COMPRESSOR PUMP UNIT FOR CO2 LIQUIDATION AND SUPPLY IT FOR CARBAMIDE SYNTHESIS

Abstract

Carbon dioxide, as well as ammonia, are widely used in large-scale chemistry for the production of urea. Currently, the most common technology for producing carmabide is according to which liquid NH3 is pumped into the synthesis column by a pump at a pressure of 15 MPa, and gaseous CO2 is supplied by a compressor with the same pressure as ammonia. Gaseous CO2 is compressed in a multi-stage compressor to a pressure of 15 MPa before it enters the urea synthesis unit, in which it reacts with ammonia. The specific energy consumption for compressing carbon dioxide in a compressor unit is 0.13 kWh/kg. Reducing energy for producing CO2 and also urea can be achieved when it is possible to supply carbon dioxide in liquid form under a pressure of 15 MPa to the urea synthesis column. The analysis showed that to solve this problem it is necessary to implement two processes: compression to 1.8–3.0 MPa, and then cooling and liquefaction of gaseous CO2 due to the cold of liquid ammonia. Liquefied CO2 can then be pumped to the urea column. In order to introduce carbamide into production, a new carbon dioxide compressor and pumping unit has been created.
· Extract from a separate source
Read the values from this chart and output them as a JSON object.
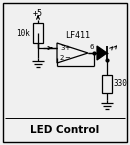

The installation scheme for compressing CO2 to a pressure of 15 MPa and its subsequent supply to the production of urea is given. A cold liquid ammonia stream with an initial temperature of –30 °C is used as a source of cold in the installation. The performance and power consumption of the compressor unit depend on the compression pressure of CO2. After the CO2 is compressed to 1.8 MPa, it is possible to cool 2.3 t/h of carbon dioxide with cold liquid ammonia and then direct it to the synthesis of urea using a pump under a pressure of 15 MPa. The specific energy consumption in the installation will be 0.1 kWh/kg. When CO2 is compressed up to 3 MPa, the plant capacity is 8.78 t/h, and the unit costs are 0,108 kWh/kg. Urea production in this case may increase from 1400 to 1680 t/day. Ref. 5, Fig. 3, Tab. 3.